Walter Junior Casagrande é stato un grande attaccante brasiliano arrivato in Italia grazie all’Ascoli e poi esploso definitivamente con il Torino di Emiliano Mondonico, trascinandolo fino alla finale di Coppa Uefa persa contro l’Ajax. Durante un intervista rilasciata al sito toro.it ricorda soprattutto la grande rivalità con la Juventus:

” Io ho giocato nel Corinthians, nel Flamengo, nel Porto e ad Ascoli. Tutte queste squadre hanno delle rivali, degli avversari storici. Ma io come spettatore di calcio, ora, quando guardo queste rispettive avversarie non tifo contro. Con la Juve proprio non ci riesco. Voglio sempre che vinca l’altra squadra, qualsiasi essa sia. Perché quando sono arrivato a Torino, mi sono immerso in quello che è lo spirito del Toro. Quando sono arrivato, ho letto, come ho sempre fatto in verità, la storia della squadra nella quale avrei dovuto giocare. Ho quindi appreso bene dell’incidente di Superga, delle difficoltà dopo lo Scudetto del ’76… Ma sapevo già molto prima di arrivare, grazie ai racconti di mio padre, sin da quando ero bambino. Era nelle nostre mani il futuro del Toro, dovevamo fare qualcosa e credo che l’abbiamo fatto. È impossibile pensare di fare una cosa importante per il Toro, e poi tifare per la Juve, quando magari gioca contro il Barcellona…”

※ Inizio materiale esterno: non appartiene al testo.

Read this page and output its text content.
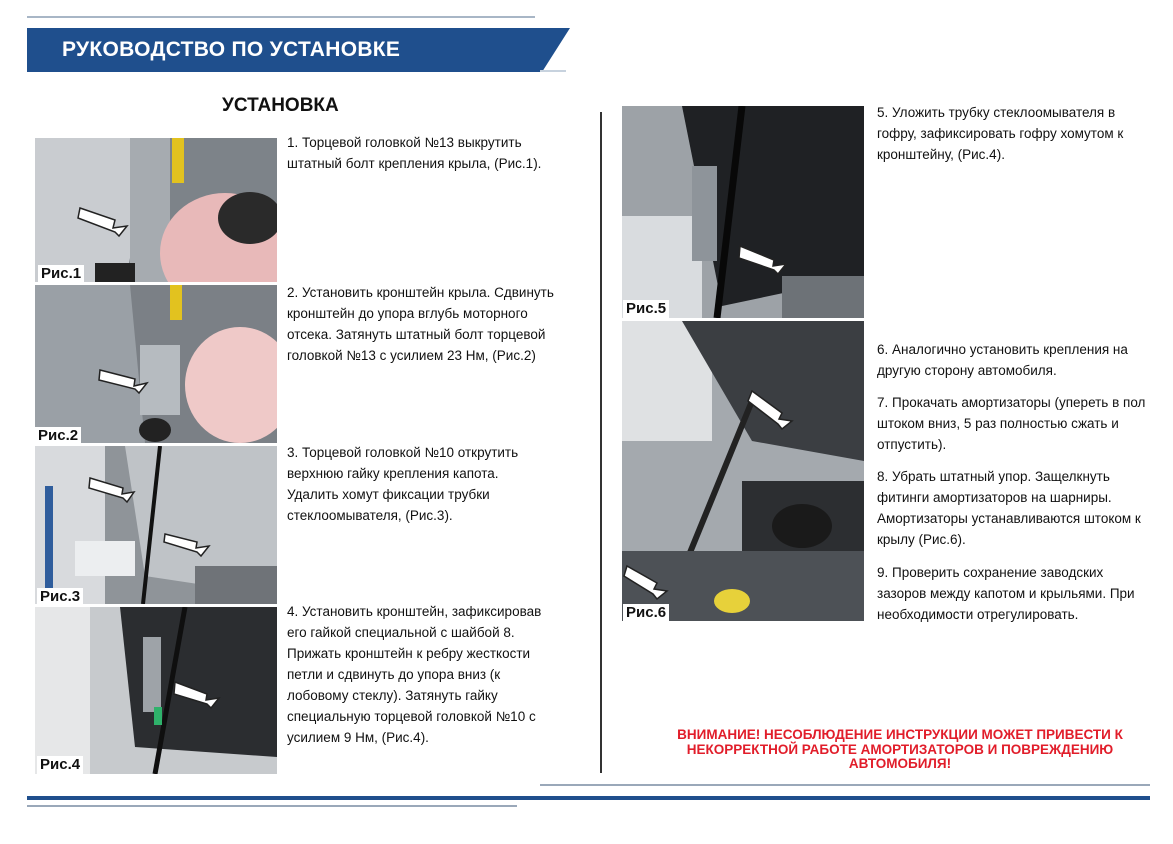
РУКОВОДСТВО ПО УСТАНОВКЕ
УСТАНОВКА
Рис.1
Рис.2
Рис.3
Рис.4
1. Торцевой головкой №13 выкрутить
штатный болт крепления крыла, (Рис.1).
2. Установить кронштейн крыла. Сдвинуть
кронштейн до упора вглубь моторного
отсека. Затянуть штатный болт торцевой
головкой №13 с усилием 23 Нм, (Рис.2)
3. Торцевой головкой №10 открутить
верхнюю гайку крепления капота.
Удалить хомут фиксации трубки
стеклоомывателя, (Рис.3).
4. Установить кронштейн, зафиксировав
его гайкой специальной с шайбой 8.
Прижать кронштейн к ребру жесткости
петли и сдвинуть до упора вниз (к
лобовому стеклу). Затянуть гайку
специальную торцевой головкой №10 с
усилием 9 Нм, (Рис.4).
Рис.5
Рис.6
5. Уложить трубку стеклоомывателя в
гофру, зафиксировать гофру хомутом к
кронштейну, (Рис.4).
6. Аналогично установить крепления на
другую сторону автомобиля.
7. Прокачать амортизаторы (упереть в пол
штоком вниз, 5 раз полностью сжать и
отпустить).
8. Убрать штатный упор. Защелкнуть
фитинги амортизаторов на шарниры.
Амортизаторы устанавливаются штоком к
крылу (Рис.6).
9. Проверить сохранение заводских
зазоров между капотом и крыльями. При
необходимости отрегулировать.
ВНИМАНИЕ! НЕСОБЛЮДЕНИЕ ИНСТРУКЦИИ МОЖЕТ ПРИВЕСТИ К
НЕКОРРЕКТНОЙ РАБОТЕ АМОРТИЗАТОРОВ И ПОВРЕЖДЕНИЮ
АВТОМОБИЛЯ!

Casagrande poi spiega il perché é così diverso indossare la maglia granata: “Io ho sempre giocato in società con una grande storia alle spalle: il Flamengo, per esempio, è quella con il maggior numero di tifosi in Brasile, subito dopo c’è il Corinthians. Ma qui è tutto diverso: chi viene qui non gioca solo a calcio, deve imparare anche altro. Il tifoso del Toro, e parlo soprattutto di quello più maturo, ha sofferto tanto. Bisogna capire che giocare per loro, per quel pubblico, è diverso. Io ho voluto fortemente venire nel Toro, ci ero già andato vicino nell’87, sono arrivato solo qualche anno dopo: per me è stato un successo anche solo vestire quella maglia. Forse, è stata una delle cose più importanti della mia carriera: vincere quasi passava in secondo piano, giocare era davvero più importante.”